Volets entrouverts sur un ciel bleu, quelques branches d’un vert qui tranche dans le vif de la matinée. Les rideaux bleus foncés encadrent la double-fenêtre et s’accordent joliment avec le vert bouteille des volets. Quelques éclats de voix parcourent brièvement la chambre puis le silence tombe à contre-temps, sans s’annoncer, comme la branche surprise par un brin de vent net et bref.
Fenêtre ouverte sur un ciel blanc, rien ne bouge, les branches d’un arbre fruitier mais lequel? sont comme suspendus dans les airs. La vulnérabilité des feuilles menues en périphérie est couplée par la force d’un tronc fin et noueux qui puise sa sève à la verticale. Équilibre parfait. Les nuages se sont épanouis en un ciel blanc éclatant. La lumière n’est pas loin et offre sa chaleur. Une touche de bleu apparaît soudain, l’équilibre tend à s’inverser. Les branches de l’arbre s’animent en un mouvement léger qui prend de l’ampleur, le gris est emporté à grande vitesse au profit d’un bleu solaire.
Fenêtre aux quatre coins d’un bleu triomphal. Seul un petit nuage de fumée blanche flotte légèrement en haut à droite. Il fait chaud à présent, la chambre baigne dans une jolie couleur de soleil et fait monter l’odeur d’un corps prélassé de sommeil. Le bébé soudain touché d’un rayon de soleil gémit, rien n’y fait le soleil reste imperturbable. Le vent souffle et laisse place à toujours plus de bleu. Le volet poussé offre une ombre claire, comme un baume de silence apaisant.
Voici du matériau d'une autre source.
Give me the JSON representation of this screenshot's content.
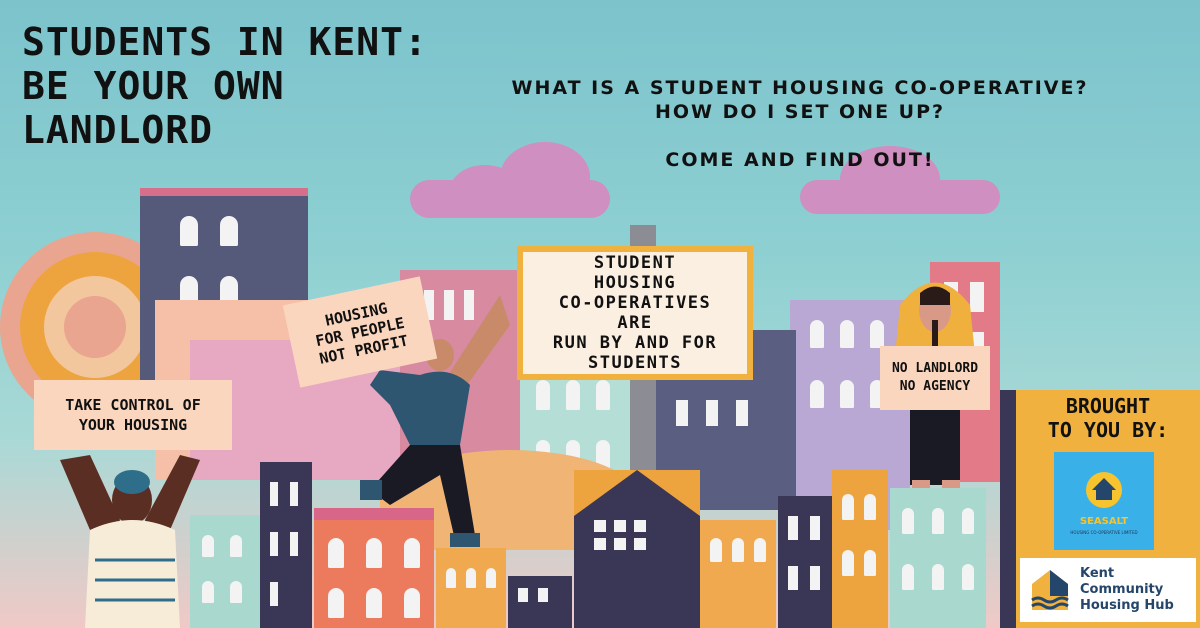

L’heure bleue est à la fenêtre. Sa présence éclate au bout de cette journée qui n’a vu défiler que du gris. Les branches se dessinent dans le cadre, elles restent presque immobiles et flottent dans ce bleu profond telles des petites algues à la surface d’un étang. À cette heure, les longues branches se font mystiques, prennent des allures de petits fantômes espiègles qui lancent leurs longs doigts en avant pour aller s’accrocher plus haut. Assoiffées d’amour pour le soleil, elles deviennent attente des premières lueurs du matin. L’aube aux doigts roses viendra les cueillir après une nuit offerte à leurs bras avides aux phalanges crochues. Le bleu s’assombrit, se fait de plus en plus sombre, les minutes engloutissent les dernières lueurs du jour dans une encre épaisse et noire. L’œil rebondit à présent sur une vitre noire.
Volets fermés du soir, la chambre se reflète dans la vitre, la porte est entrouverte sur le petit vestibule. Le miroir lui fait face, la chambre est ainsi tournée vers elle même. L’appel au dedans et rien de plus. La chambre vue de la fenêtre parait plus petite. Il n’est plus temps de l’ouvrir pour aérer, les sucs de la journée tourneront cette nuit et retomberont sur les paupières fermées elles aussi. La fenêtre est close, la nuit ne se voit pas, pourtant c’est la nuit, la nuit est tout ce qui ne se voit pas, mais savoir que c’est la nuit. Le silence aussi.
Codicille : le cadre choisi est la fenêtre d’une chambre dans laquelle je passe du temps pendant mes vacances, que je ne connais ni d’avant et ne retrouverai pas après. J’ai tenté de la saisir à différents moments.
Après quelques jours de contemplation et de prise de notes « à la volée », cachée des autres, elle s’est offerte au moment de l’heure bleue à la suite d’un long jour de grisaille. L’exercice a agi sur moi comme une possibilité de me faire surprendre par ma propre attention développée au fil des jours. C’est comme un cadeau dans ce processus qui ouvre des portes sur le réel. Cette chambre partagée est devenue mienne quand je m’adonne à la contemplation de sa fenêtre, comme une épaisseur supplémentaire au réel, un peu de solitude aussi. « La seule vie qui soit passionnante est la vie imaginaire » du journal de l’écrivain de Virginia Woolf m’est revenue en mémoire.
Merci Marie en particulier pour la beauté de ton codicille. Je crois que je trouve passionnant tout ce qui se dit, s’écrit à côté de l’écriture en quelque sorte.
Merci Rebecca ! C’est mon premier codicille
Merci pour ce joli texte très imagé et très poétique. Bonne journée.
Merci !
beaucoup aimé l’arrivée du vent dans la deuxième entrée
Merci !
« L’heure bleue est à la fenêtre » c’est comme une obsession dans l’écriture de chercher la note bleue puis la vitre noire qui appelle la nuit du dernier paragraphe. Une lecture apaisante merci
Une écriture contemplative apaisante sur un fil de bleu jusqu’à « l’appel au-dedans » qui ramènera le sommeil. Merci Marie.